NJ asks for REAL ID deadline extension due to coronavirus outbreak

A TSA officer checks travel documents for passengers traveling through Reagan National Airport in Arlington, Virginia. Starting October 1, 2020, passengers will need REAL ID-compliant identification for air travel. (Win McNamee/Getty Images)

New Jersey Governor Phil Murphy says his administration is asking the federal government to delay the deadline for the rollout of the "REAL ID" state driver's license program due to the coronavirus.

Murphy said at a Friday afternoon news conference that he has not received a reply on his request from federal authorities.

Anyone who wants to fly on a plane in the United States will need one of the new securer state driver's licenses starting on October 1, 2020.

New Jersey is among a handful of states that got a late start in offering the new secure IDs.
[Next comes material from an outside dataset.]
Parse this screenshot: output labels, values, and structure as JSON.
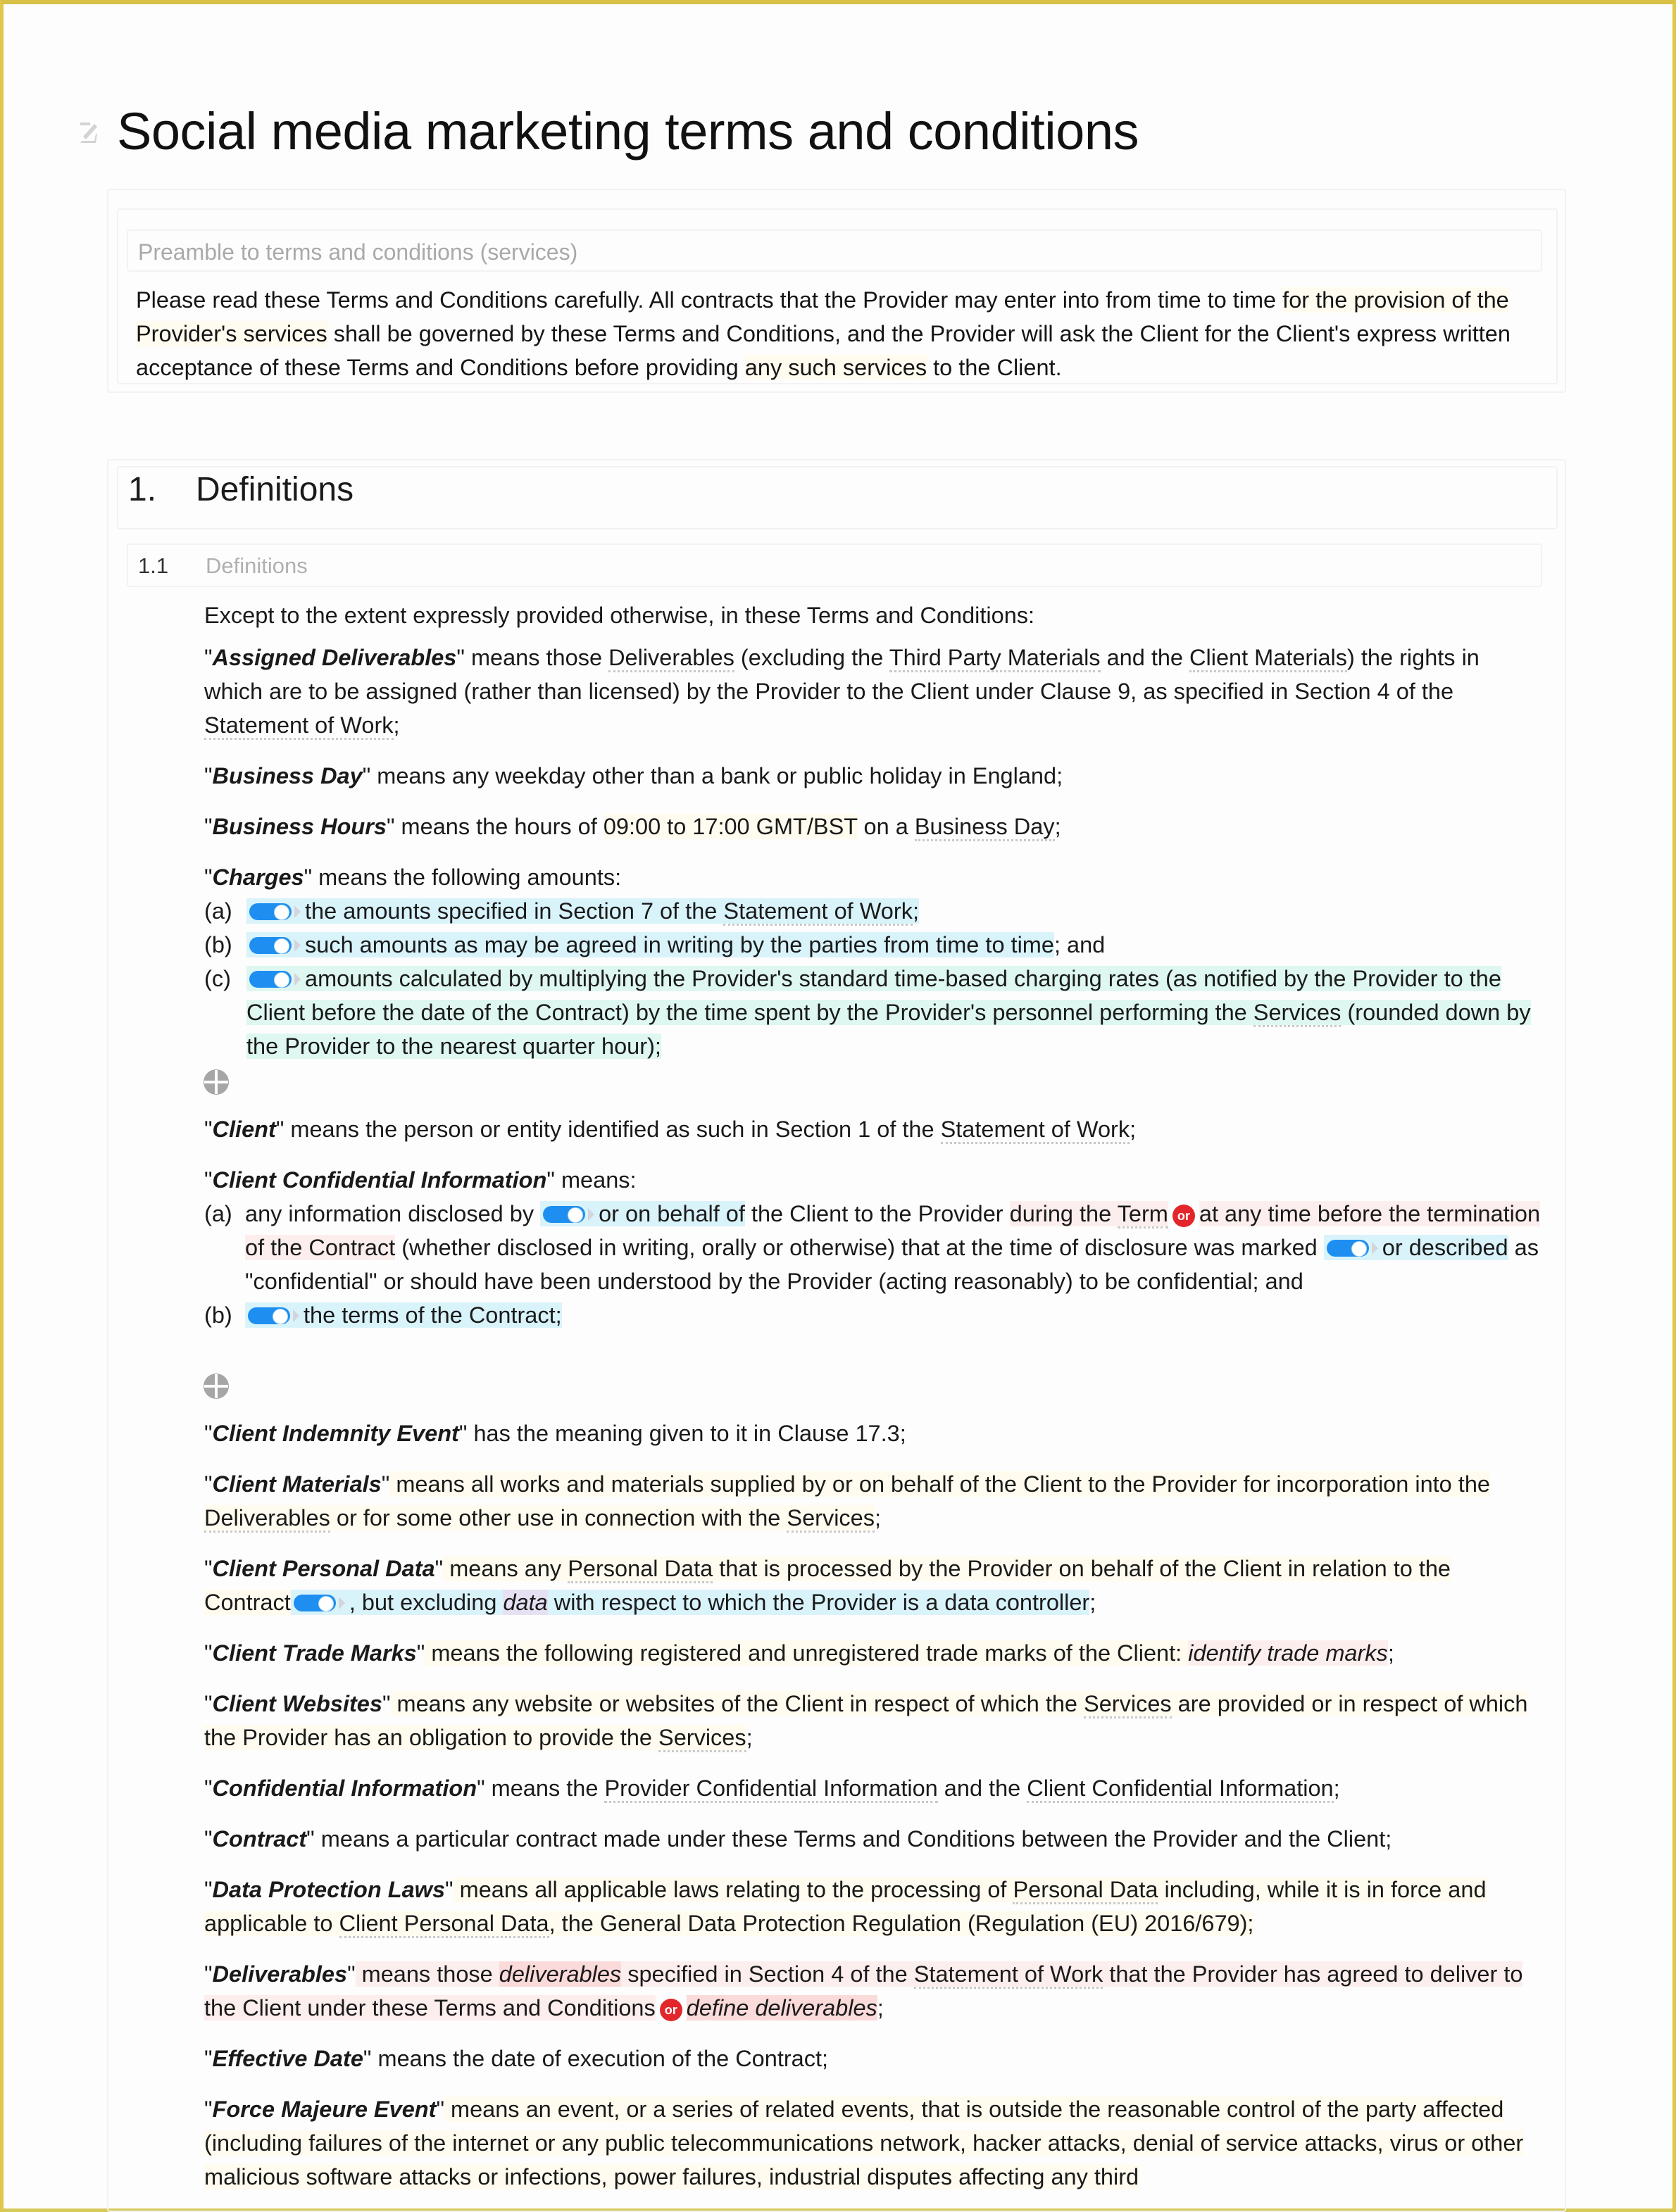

The Department of Homeland Security has been working with states for 12 years to implement the REAL ID Act which was passed by Congress in the wake of the 911 attacks.

Most states put a star on the top of a REAL ID-compliant license so people know they are compliant. Travelers from New Jersey will still be able to fly without the updated driver's license if they have a valid passport or other TSA-accepted photo ID.

On Friday, Gov. Murphy announced that the state is automatically extending the deadline on all driver licenses by two months so that people can avoid going to Motor Vehicle Commission offices.